In the late sixties, we had tumultuous meetings during the terminal stages of the SDS when the SDS had become riddled with factions, each with an uncompromising ideology and an equally uncompromising agenda. Maoists would sit in one section of the auditorium, Trots in another (actually there were several flavors of Trotskyites, who hated each other with the special hatred the orthodox have for heretics), anarchists in a clump (you'd think they'd be spread out throughout the room, and you'd be wrong), a few forlorn Stalinist down in front, and the rest of us throughout the room, though the left side of the room was always more packed than the right.
We always speculated, after meetings, as to who the FBI agents were. Usually they were 10 years too old, we often hadn't seen them before, and often suggested actions of dubious legality.

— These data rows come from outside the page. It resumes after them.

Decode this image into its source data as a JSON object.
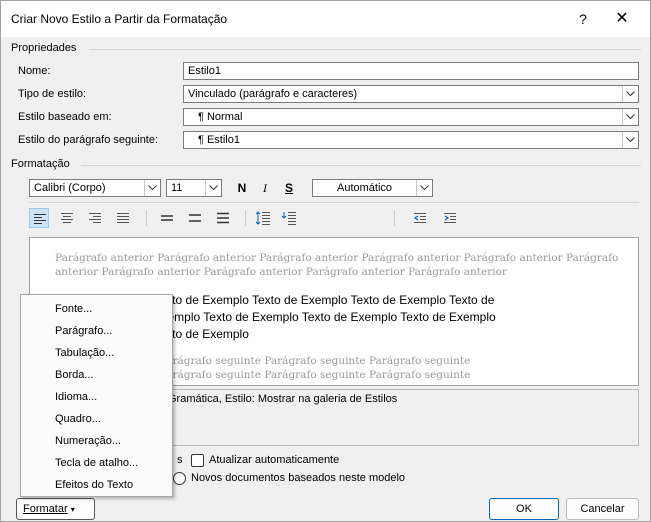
{
  "window": {
    "title": "Criar Novo Estilo a Partir da Formatação",
    "help": "?",
    "close": "✕"
  },
  "propriedades": {
    "heading": "Propriedades",
    "nome_label": "Nome:",
    "nome_value": "Estilo1",
    "tipo_label": "Tipo de estilo:",
    "tipo_value": "Vinculado (parágrafo e caracteres)",
    "baseado_label": "Estilo baseado em:",
    "baseado_value": "Normal",
    "seguinte_label": "Estilo do parágrafo seguinte:",
    "seguinte_value": "Estilo1"
  },
  "formatacao": {
    "heading": "Formatação",
    "font": "Calibri (Corpo)",
    "size": "11",
    "bold": "N",
    "italic": "I",
    "underline": "S",
    "color": "Automático"
  },
  "preview": {
    "previous": "Parágrafo anterior Parágrafo anterior Parágrafo anterior Parágrafo anterior Parágrafo anterior Parágrafo anterior Parágrafo anterior Parágrafo anterior Parágrafo anterior Parágrafo anterior",
    "sample_1": "Texto de Exemplo Texto de Exemplo Texto de Exemplo Texto de Exemplo Texto de",
    "sample_2": "Exemplo Texto de Exemplo Texto de Exemplo Texto de Exemplo Texto de Exemplo",
    "sample_3": "Texto de Exemplo Texto de Exemplo",
    "following_1": "Parágrafo seguinte Parágrafo seguinte Parágrafo seguinte Parágrafo seguinte",
    "following_2": "Parágrafo seguinte Parágrafo seguinte Parágrafo seguinte Parágrafo seguinte"
  },
  "description": "Gramática, Estilo: Mostrar na galeria de Estilos",
  "options": {
    "add_gallery_tail": "s",
    "auto_update": "Atualizar automaticamente",
    "new_docs": "Novos documentos baseados neste modelo"
  },
  "buttons": {
    "formatar": "Formatar",
    "ok": "OK",
    "cancel": "Cancelar"
  },
  "menu": {
    "items": [
      "Fonte...",
      "Parágrafo...",
      "Tabulação...",
      "Borda...",
      "Idioma...",
      "Quadro...",
      "Numeração...",
      "Tecla de atalho...",
      "Efeitos do Texto"
    ]
  },
  "colors": {
    "accent": "#0067c0",
    "dialog_bg": "#f0f0f0",
    "preview_grey": "#9a9a9a"
  }
}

Anyway, by the late sixties, it was hard to plan even a march or demonstration because of internal friction in the meetings--name-calling, provocative proposals, and endless ideological posturing. We (my friends and I) assumed that the FBI was fomenting this. We were about 50 percent right. The rest of it was genuine ideological craziness.
In 1968 the SDS blew apart completely. The Weather Faction went underground, the Maoists kept the name of the organization, which in fact was after 1968 essentially defunct, and the rest of us went on with our lives.
In my case, my life at one point involved being part of a small group, all of them my friends, who decided to buy space on a billboard on I-35 in Austin, opposing the war. We needed what in our world was a lot of money, which we were trying ineffectually to raise. One day a big guy about 40 years old showed up at our meetings, saying he was interested in helping out. Fine. So he came to a couple of brainstorming sessions, which consisted of our beating our heads against the unyielding wall of our poverty, and he seemed to be part of the discussion. But then he came up with a great idea. Sabotage.
There was a billboard which we had been thinking of buying space on which had an army recruiting message on it. If we can't raise money to put our message on it, he reasoned, why not burn down their message.
We didn't tell him the time or place of our future meetings.
We got a commitment of enough money to create the graphics and rent space on a small billboard outside of Austin. But the owners of the billboard would not sell us space.
I have no way of knowing if our agent-provocateur was working for the FBI or not. But it certainly fit right in with what was eventually learned about Cointelpro.
I guess we're going that direction again.